Küchenarbeitsplatte: Welches Material ist das richtige?

Eine Küchenarbeitsplatte kann aus den verschiedensten Materialien bestehen und teilweise sollte das auch der Fall sein. In der Küche wird immerhin auch mit heißem Wasser hantiert oder auch mit Lebensmitteln, welche unter Umständen vielleicht sogar die Arbeitsplatte verkratzen könnten.

Das bedeutet im Klartext, dass eine Küchenarbeitsplatte zu einem hitzebeständig sein muss und zum anderen auch äußerst robust sein sollte. Flecken oder Feuchtigkeit sollten nicht so einfach in das Material eindringen können, denn das ist bei einer Arbeitsplatte äußerst nachteilig.

Abgesehen vom Material ist es außerdem wichtig, dass entsprechende Abstände eingehalten werden, damit auch vernünftig gearbeitet werden kann. Der Verein Arbeitsgemeinschaft Die Moderne Küche e. V. empfiehlt zum Beispiel eine Arbeitsplattentiefe von mindestens 60 cm sowie eine Mindestbreite von 90 cm zwischen der Spüle und dem Kochfeld.


Welche (beliebten) Materialien gibt es für eine Küchenarbeitsplatte?

Wie Online-Kataloge zeigen (Küchenarbeitsplatten im Überblick), gibt es eine große Anzahl an unterschiedlichen Materialien. Welche das sind, werden wir im Folgenden behandeln und entsprechende Tipps hierzu gegeben.


Küchenarbeitsplatte aus Beton

Eine Küchenarbeitsplatte aus Beton findet sich zwar nicht in jeder Küche, hat aber seine Vorteile. Die raue Oberfläche ist äußerst kratzfest und findet sich vor allem in Loft-Küchen. Das Material ist aber selbstverständlich äußerst schwer, weshalb ein stabiler Unterbau errichtet werden muss.

Die Pflege ist äußerst einfach, insofern die Oberfläche zuvor abgeschliffen und poliert wurde. Durch diesen Prozess schließen sich die Poren des Materials und künftig kann die Arbeitsplatte einfacher denn je gereinigt werden. Wenn die Platte häufig verwendet wird, dann sollte mit einem Naturwachs zusätzlich versiegelt werden.
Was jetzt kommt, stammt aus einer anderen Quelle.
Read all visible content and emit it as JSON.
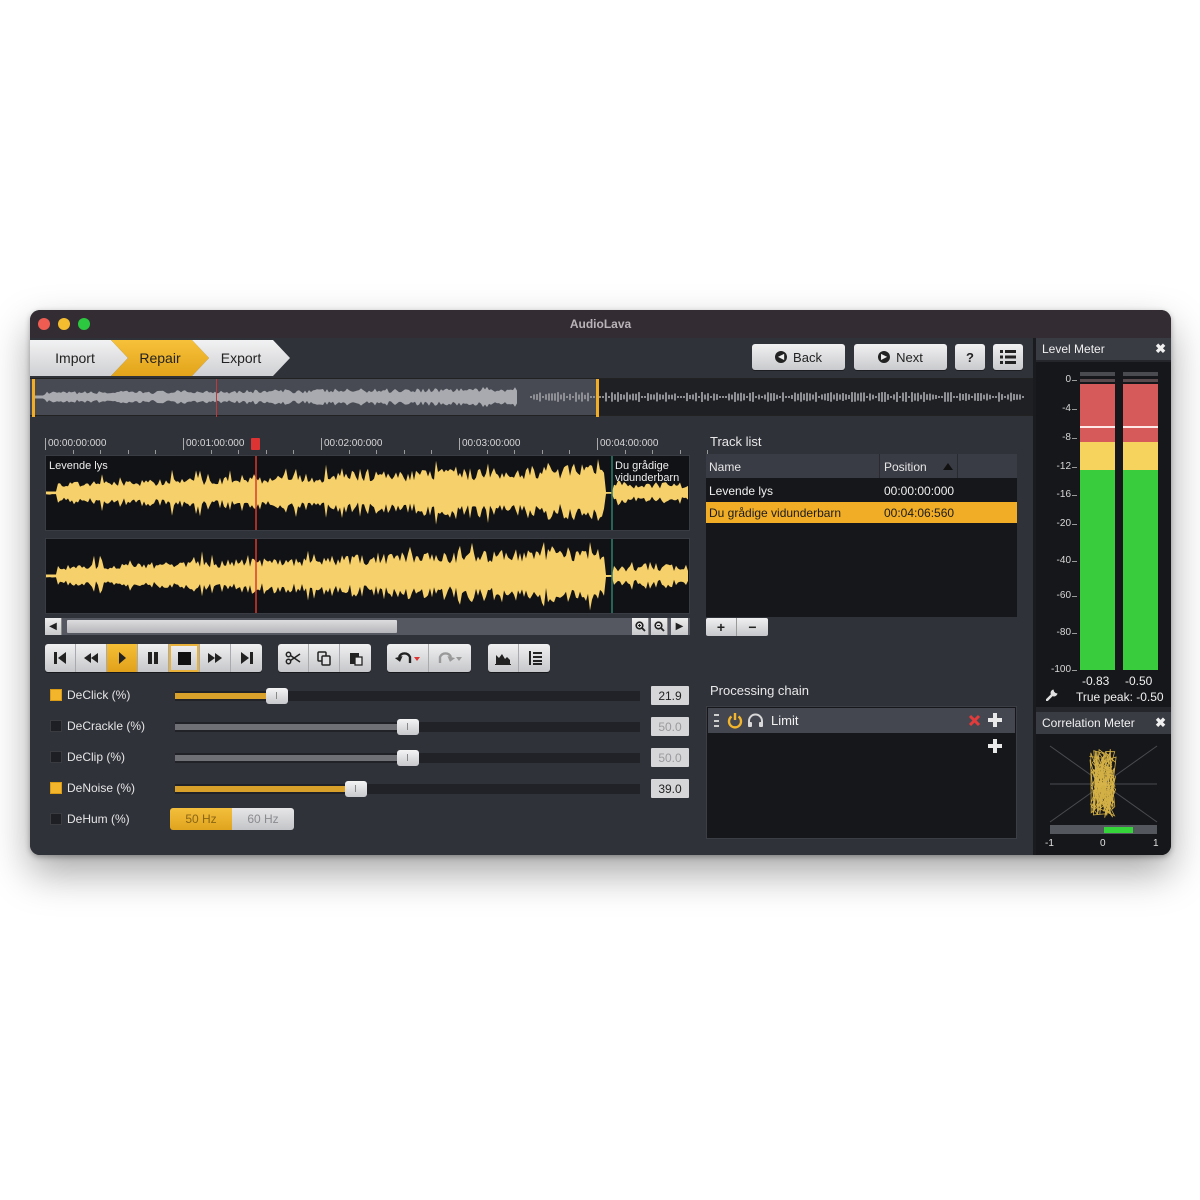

Allerdings kann genauso auch eine synthetische Versiegelung aufgetragen werden, dadurch wird das Material dauerhaft vor Flecken bewahrt. Ein weiterer Vorteil ist, dass die Oberfläche dadurch weitaus weicher wird.


Küchenarbeitsplatte aus Holz

Das wohl beliebteste Material ist Holz, denn dies bringt eine gewisse Natürlichkeit in den Raum. Es entsteht eine wohnliche Stimmung. Selbstverständlich ist das Material aber auch entsprechend anfällig für scharfkantige Gegenstände und Küchenmesser. Wenn ein schwerer Gegenstand auf die Platte fällt, dann können auch Dellen daraus resultieren – dessen sollte man sich bewusst sein.

Eine Arbeitsplatte aus Holz kann aber haltbarer gemacht werden, so zum Beispiel könnte eine Imprägnierung mit Öl bereits helfen. Eine andere Möglichkeit wäre, dass mit einem speziellen Lack versiegelt wird. Da gibt es sogar noch einen essentiellen Vorteil: Das Holz wird danach glänzen, aber der natürliche Look geht etwas verloren.


Arbeitsplatten aus Glas

Äußerst beliebt sind auch die Arbeitsplatten aus Glas, denn eine Küche gewinnt dadurch enorm an Wert. Glas ist prinzipiell gängig in modernen Einrichtungsstilen. Doch nicht nur aufgrund der Optik wird Glas verwendet, sondern auch wegen seiner Eigenschaften.

Ein wesentlicher Vorteil ist, dass es sehr hitzebeständig ist. Dann ergeben sich aber auch entsprechende Nachteile, denn so zum Beispiel schimmern Wasserflecken und Fett durch und die Platten sind äußerst anfällig für Kratzer. Die Anschaffungskosten sprechen ebenfalls nicht für das Material.

In Villen wird die Arbeitsplatte aus Glas in der Regel für „Scheinküchen“ verwendet. Es wird demnach nicht in der Küche gearbeitet, sondern in einem versteckten Nebenraum.